Master Mold as he appears in X-Men: The Animated Series

- Master Mold appears in X-Men: The Animated Series, voiced by David Fox in the first season and Nigel Bennett in the fourth season. This version was created by Bolivar Trask and Henry Gyrich. He eventually usurps his creators and kidnaps world leaders in an attempt to replace their brains with computers and bring them under his control, but he is foiled by Professor X and Magneto and destroyed by Morph. However, a Sentinel-dominated future shows him having taken over the Earth.
  - Master Mold appears in X-Men '97, voiced by Eric Bauza.
- Master Mold appears in Wolverine and the X-Men, voiced by Gwendoline Yeo.
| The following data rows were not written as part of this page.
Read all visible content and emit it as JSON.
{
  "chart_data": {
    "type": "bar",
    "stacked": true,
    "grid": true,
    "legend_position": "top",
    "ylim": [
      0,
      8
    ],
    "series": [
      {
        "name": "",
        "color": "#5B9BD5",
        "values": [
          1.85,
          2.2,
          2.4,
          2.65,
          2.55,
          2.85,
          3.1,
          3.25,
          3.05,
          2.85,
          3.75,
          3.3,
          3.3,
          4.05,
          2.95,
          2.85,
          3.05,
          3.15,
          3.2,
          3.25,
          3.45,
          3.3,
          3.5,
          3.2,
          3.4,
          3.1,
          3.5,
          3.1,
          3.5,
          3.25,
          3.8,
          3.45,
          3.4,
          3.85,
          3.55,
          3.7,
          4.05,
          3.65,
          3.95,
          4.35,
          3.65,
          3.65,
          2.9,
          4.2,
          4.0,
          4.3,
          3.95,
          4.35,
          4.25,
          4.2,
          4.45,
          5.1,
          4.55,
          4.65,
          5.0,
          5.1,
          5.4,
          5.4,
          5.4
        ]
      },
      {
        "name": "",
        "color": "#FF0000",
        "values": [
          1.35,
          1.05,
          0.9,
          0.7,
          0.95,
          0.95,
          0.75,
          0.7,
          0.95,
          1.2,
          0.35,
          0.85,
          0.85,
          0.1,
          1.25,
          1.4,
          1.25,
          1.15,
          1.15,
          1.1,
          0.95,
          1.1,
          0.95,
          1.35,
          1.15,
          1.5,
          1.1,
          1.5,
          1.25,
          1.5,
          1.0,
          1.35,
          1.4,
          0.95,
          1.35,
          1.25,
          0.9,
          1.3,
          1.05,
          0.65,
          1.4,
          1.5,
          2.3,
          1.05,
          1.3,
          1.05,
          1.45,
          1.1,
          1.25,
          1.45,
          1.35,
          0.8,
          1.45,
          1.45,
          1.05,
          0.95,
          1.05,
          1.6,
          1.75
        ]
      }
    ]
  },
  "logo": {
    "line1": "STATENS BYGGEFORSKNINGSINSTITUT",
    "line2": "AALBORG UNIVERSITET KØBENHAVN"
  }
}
This version was created by the Mutant Response Division.

===Video games===
- Master Mold appears as a boss in Spider-Man and the X-Men in Arcade's Revenge.
- Master Mold appears as a background character in X-Men: Children of the Atom.
- Master Mold appears in X-Men 2: Clone Wars.
- Master Mold appears in X-Men Legends. This version is a giant Sentinel piloted by anti-mutant extremist William Kincaid.
- Master Mold appears in X-Men: The Official Game. This version was created by William Stryker and Hydra.
- Master Mold appears as the final boss of The Uncanny X-Men – Days of Future Past.
- Master Mold appears as a boss in Marvel: Future Fight.
- Master Mold appears in Marvel Snap.
- Mother Mold appears as a boss in Marvel Mystic Mayhem.
- Master Mold appears in Marvel Cosmic Invasion, voiced by James C. Mathis III.
- Master Mold appears as a boss in Marvel's Wolverine.

===Miscellaneous===
Master Mold appears in Wolverine: The Lost Trail.